Rare Diseases Affect Millions of Americans
The Orphan Drug Act of 1983 defines a rare or orphan disease as one diagnosed in fewer than 200,000 people in the United States. This may seem like a small number relative to the overall U.S. population, but with more than 7,000 different rare diseases, the numbers add up.
In all, 25 million Americans-nearly 1 out of every 10 people in the country-suffer from a rare disease. Their conditions range from the more familiar to those largely unknown, including:
- Cystic fibrosis, a chronic disease of the lungs and digestive system
- Muscular dystrophy, a progressive muscle disease
- Lupus, a chronic inflammatory disease
- Infantile spasm, an early childhood epilepsy
- Spinal cord degeneration
- Inherited metabolic inclusion disease, a condition that can destroy muscle cells
- Uncommon cancers
Treating Rare Diseases is an Economic Challenge
Bringing a new drug or therapy to market requires a significant investment of time and money. In exchange, companies expect to make a profit. But when no more than 200,000 people need a product, companies lack a financial incentive to pursue drug discovery, development and approval. As a result:
- Research is limited. Many companies have discovered compounds or technologies that might be useful in treating rare diseases but haven’t continued their research because of the limited market for any products they might develop.

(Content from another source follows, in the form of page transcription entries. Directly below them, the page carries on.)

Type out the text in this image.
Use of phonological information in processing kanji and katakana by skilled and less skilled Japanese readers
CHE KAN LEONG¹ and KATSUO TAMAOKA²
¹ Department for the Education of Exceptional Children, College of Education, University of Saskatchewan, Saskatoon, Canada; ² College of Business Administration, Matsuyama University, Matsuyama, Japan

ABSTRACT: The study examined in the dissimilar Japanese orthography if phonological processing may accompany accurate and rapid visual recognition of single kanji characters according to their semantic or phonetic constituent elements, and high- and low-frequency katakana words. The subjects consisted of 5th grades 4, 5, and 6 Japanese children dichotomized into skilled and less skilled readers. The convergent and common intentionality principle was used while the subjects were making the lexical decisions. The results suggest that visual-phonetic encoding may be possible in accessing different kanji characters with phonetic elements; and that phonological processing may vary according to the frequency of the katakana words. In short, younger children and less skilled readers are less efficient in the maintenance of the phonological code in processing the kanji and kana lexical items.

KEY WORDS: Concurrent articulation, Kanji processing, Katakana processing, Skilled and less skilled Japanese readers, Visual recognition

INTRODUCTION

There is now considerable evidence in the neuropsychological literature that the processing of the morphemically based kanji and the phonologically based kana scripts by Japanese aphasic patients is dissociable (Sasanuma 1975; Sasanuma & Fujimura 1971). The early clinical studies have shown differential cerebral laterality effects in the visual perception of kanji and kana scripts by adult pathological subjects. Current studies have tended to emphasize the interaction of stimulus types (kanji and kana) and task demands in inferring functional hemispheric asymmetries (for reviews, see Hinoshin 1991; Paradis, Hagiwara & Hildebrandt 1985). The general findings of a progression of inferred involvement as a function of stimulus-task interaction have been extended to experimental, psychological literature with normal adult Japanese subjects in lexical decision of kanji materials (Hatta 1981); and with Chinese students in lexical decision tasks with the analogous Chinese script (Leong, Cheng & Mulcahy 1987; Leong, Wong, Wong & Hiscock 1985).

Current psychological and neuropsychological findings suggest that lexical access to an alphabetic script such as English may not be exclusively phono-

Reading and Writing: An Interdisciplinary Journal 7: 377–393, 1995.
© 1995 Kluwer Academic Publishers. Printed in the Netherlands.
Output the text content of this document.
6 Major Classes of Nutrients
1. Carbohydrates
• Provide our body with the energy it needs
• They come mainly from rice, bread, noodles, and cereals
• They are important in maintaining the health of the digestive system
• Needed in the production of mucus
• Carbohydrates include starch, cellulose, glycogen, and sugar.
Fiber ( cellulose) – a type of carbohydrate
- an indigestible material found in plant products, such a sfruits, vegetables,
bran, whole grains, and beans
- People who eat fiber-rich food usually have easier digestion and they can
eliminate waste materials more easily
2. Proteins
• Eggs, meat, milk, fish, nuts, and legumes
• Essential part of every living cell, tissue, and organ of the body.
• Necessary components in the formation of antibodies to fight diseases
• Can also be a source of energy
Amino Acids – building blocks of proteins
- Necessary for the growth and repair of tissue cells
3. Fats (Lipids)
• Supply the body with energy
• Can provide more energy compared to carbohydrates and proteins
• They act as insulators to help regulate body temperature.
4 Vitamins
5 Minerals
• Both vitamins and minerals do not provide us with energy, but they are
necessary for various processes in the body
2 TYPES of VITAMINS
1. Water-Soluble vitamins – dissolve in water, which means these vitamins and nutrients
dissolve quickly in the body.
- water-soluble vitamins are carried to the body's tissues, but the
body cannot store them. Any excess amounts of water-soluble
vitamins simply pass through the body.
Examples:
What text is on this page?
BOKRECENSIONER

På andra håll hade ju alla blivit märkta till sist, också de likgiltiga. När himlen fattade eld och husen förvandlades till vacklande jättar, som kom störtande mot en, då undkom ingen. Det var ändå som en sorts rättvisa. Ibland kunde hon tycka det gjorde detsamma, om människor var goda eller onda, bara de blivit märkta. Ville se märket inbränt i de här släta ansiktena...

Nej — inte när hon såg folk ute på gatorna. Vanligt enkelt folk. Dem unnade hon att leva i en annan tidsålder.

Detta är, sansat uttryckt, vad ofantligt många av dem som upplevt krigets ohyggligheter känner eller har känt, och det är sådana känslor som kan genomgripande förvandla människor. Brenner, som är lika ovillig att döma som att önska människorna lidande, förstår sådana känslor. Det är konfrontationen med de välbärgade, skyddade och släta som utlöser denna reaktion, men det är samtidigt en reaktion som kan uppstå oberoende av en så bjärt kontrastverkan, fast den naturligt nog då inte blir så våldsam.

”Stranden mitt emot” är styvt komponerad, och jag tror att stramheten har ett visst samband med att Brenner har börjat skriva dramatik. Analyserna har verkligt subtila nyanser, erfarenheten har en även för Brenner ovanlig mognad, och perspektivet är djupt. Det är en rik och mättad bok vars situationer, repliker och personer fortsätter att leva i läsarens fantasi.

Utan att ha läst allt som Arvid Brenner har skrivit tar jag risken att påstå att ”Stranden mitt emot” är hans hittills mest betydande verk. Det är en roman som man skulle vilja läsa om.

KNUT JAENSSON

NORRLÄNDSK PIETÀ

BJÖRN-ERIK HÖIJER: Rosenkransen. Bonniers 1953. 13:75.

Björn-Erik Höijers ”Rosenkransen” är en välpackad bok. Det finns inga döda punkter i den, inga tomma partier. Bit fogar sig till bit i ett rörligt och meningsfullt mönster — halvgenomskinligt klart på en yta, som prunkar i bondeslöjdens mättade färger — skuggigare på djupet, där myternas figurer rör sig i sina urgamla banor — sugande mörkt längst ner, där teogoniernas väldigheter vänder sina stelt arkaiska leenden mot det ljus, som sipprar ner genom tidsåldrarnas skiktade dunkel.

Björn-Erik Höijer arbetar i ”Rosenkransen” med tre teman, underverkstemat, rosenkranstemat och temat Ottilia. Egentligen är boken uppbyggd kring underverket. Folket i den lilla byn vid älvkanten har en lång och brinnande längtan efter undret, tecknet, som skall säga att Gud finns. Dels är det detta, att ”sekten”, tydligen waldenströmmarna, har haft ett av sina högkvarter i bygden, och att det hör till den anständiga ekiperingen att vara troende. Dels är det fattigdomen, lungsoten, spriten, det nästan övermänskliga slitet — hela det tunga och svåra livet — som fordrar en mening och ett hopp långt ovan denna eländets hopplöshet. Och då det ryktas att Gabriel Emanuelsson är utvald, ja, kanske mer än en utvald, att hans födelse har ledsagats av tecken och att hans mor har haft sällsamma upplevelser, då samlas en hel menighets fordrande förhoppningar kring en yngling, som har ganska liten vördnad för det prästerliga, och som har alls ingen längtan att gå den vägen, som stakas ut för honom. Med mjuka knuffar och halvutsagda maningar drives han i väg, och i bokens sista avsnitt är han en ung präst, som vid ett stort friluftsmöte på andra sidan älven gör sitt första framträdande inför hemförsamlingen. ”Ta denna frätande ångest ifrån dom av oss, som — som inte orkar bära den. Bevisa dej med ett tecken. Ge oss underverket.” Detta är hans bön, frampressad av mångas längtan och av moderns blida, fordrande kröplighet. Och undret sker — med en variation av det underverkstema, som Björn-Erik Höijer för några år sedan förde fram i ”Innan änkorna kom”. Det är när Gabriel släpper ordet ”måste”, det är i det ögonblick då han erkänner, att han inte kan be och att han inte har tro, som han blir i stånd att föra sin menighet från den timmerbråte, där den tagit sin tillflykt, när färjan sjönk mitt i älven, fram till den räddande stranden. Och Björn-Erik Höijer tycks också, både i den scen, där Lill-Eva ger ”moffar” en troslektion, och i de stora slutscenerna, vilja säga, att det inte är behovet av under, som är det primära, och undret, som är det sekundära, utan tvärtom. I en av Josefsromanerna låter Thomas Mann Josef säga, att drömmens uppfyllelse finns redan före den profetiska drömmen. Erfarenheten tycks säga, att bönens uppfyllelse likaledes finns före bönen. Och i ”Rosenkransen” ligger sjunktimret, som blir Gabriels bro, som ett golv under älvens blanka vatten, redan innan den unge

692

- Treatments are few. About 1,800 drugs and other therapies have been identified or approved. Yet only 350 are commercially available today. Despite financial incentives created through the Orphan Drug Act of 1983 to encourage pharmaceutical companies to develop new therapies, patients with most of the 7,000 identified rare diseases remain without any treatment at all.
- Cost is an issue. Even when drugs and other therapies are commercially available, their cost can be high. People who might otherwise access treatment simply can’t afford it.
KGI’s Center for Rare Disease Therapies brings attention to the impact and severity of rare diseases in the United States. The center elevates the need for treatment to a problem of national importance that calls for an effective response.